He sat down and wrote a check, which he laid before her.
“You will have to endorse that,” he remarked in a matter-of-fact tone. “Your name at the back will do instead of a receipt.”
She sprang to her feet.
“Keep your money,” she cried. “I will not touch it. Please open the door for me! I am going.”
“By all means—if you wish it,” he answered undisturbed. “At the same time, I am curious to know why you came here at all if you did not intend to accept it.”
She faced him, hot and angry.
“I did intend to accept it,” she declared. “It is that or ruin. But you are too cruel! You make it—impossible.”
“You surprise me,” he answered. “I suppose you know best.”
“For heaven’s sake tell me,” she cried passionately, “what has come to you, what manner of a man are you? You loved me once! Now, even, after all these years, you cannot deny it. You have gone out of your way to be with me, to be my companion wherever we are. People are beginning to smile when they see us together. I don’t mind. I—for God’s sake tell me, Wingrave! Why do you do it? Why do you lend me this money? What can I do for you? What do you want me to be? Are you as cold as a stone? Have you no heart—no heart even for friendship!”

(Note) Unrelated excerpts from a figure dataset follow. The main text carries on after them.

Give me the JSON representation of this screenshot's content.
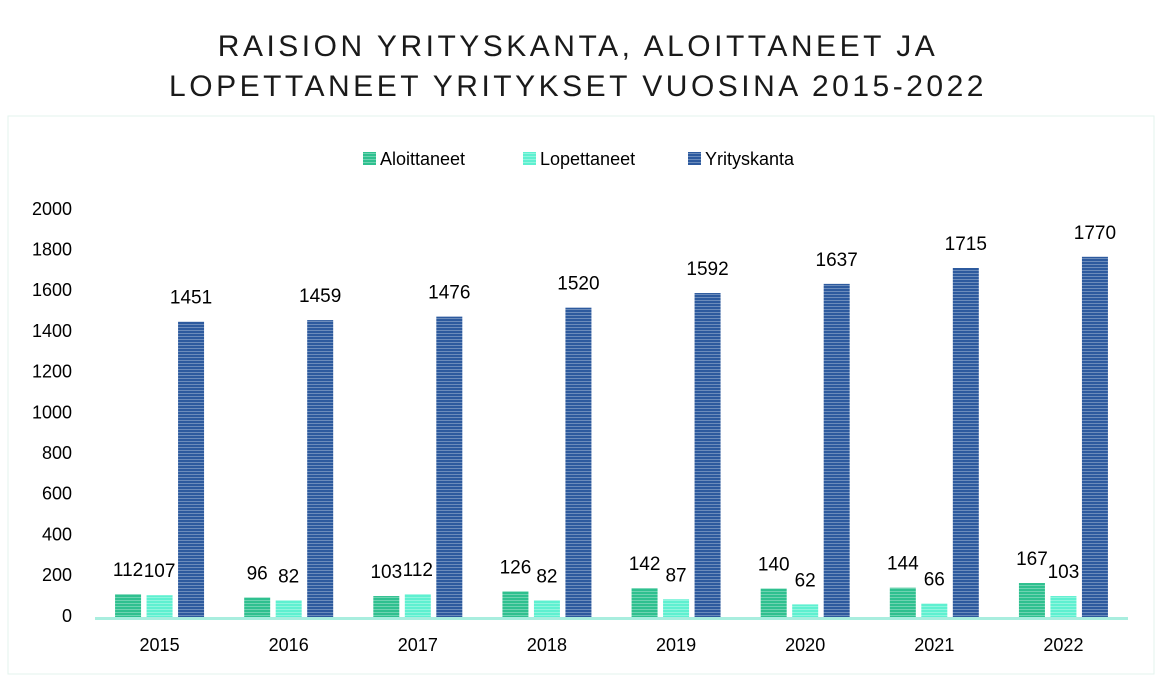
{
  "chart_data": {
    "type": "bar",
    "title": [
      "RAISION YRITYSKANTA, ALOITTANEET JA",
      "LOPETTANEET YRITYKSET VUOSINA 2015-2022"
    ],
    "categories": [
      "2015",
      "2016",
      "2017",
      "2018",
      "2019",
      "2020",
      "2021",
      "2022"
    ],
    "series": [
      {
        "name": "Aloittaneet",
        "color": "#2fc08f",
        "values": [
          112,
          96,
          103,
          126,
          142,
          140,
          144,
          167
        ]
      },
      {
        "name": "Lopettaneet",
        "color": "#5ef0d0",
        "values": [
          107,
          82,
          112,
          82,
          87,
          62,
          66,
          103
        ]
      },
      {
        "name": "Yrityskanta",
        "color": "#2d5a9e",
        "values": [
          1451,
          1459,
          1476,
          1520,
          1592,
          1637,
          1715,
          1770
        ]
      }
    ],
    "ylim": [
      0,
      2000
    ],
    "yticks": [
      0,
      200,
      400,
      600,
      800,
      1000,
      1200,
      1400,
      1600,
      1800,
      2000
    ],
    "grid": false,
    "legend": "top"
  }
}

“I would not seek,” he answered, “to buy—your friendship with a check!”
“But it is yours already,” she cried, holding out her hands. “Give me a little kindness, Wingrave! You make me feel and seem a perfect idiot. Why, I’d rather you asked me anything that treated me like this.”
“I was under the impression,” Wingrave remarked, “that I was behaving rather well. I wonder what would really satisfy you!”
“To have you behave as you are doing, and want to behave differently,” she cried. “You are magnificent—but it is because you are indifferent. Will you kiss me, Wingrave?”
“With pleasure!” he answered.
She drew away from him quickly.
“Is it—another woman?” she asked. “The Marchioness?”
Her eagerness was almost painful. He did not answer her at once. She caught hold of his wrist and drew him towards her. Her eyes searched his face.
“The Marchioness,” he said, “is a very beautiful woman. She does not, however, affect the situation as between you and me.”
“If she dared!” Lady Ruth murmured. “Wingrave, won’t you try and be friends with me?”
“I will try—certainly,” he answered. “You would be surprised, however, if you could realize the effect of a long period of enforced seclusion upon a man of my—”
“Don’t!” she shrieked; “stop!”
“My temperament, I was about to say,” he concluded. “There was a time when I am afraid I might have been tempted, under such circumstances as these, to forget that you were no longer free, to forget everything that except we were alone, and that you—are as beautiful as ever you were!”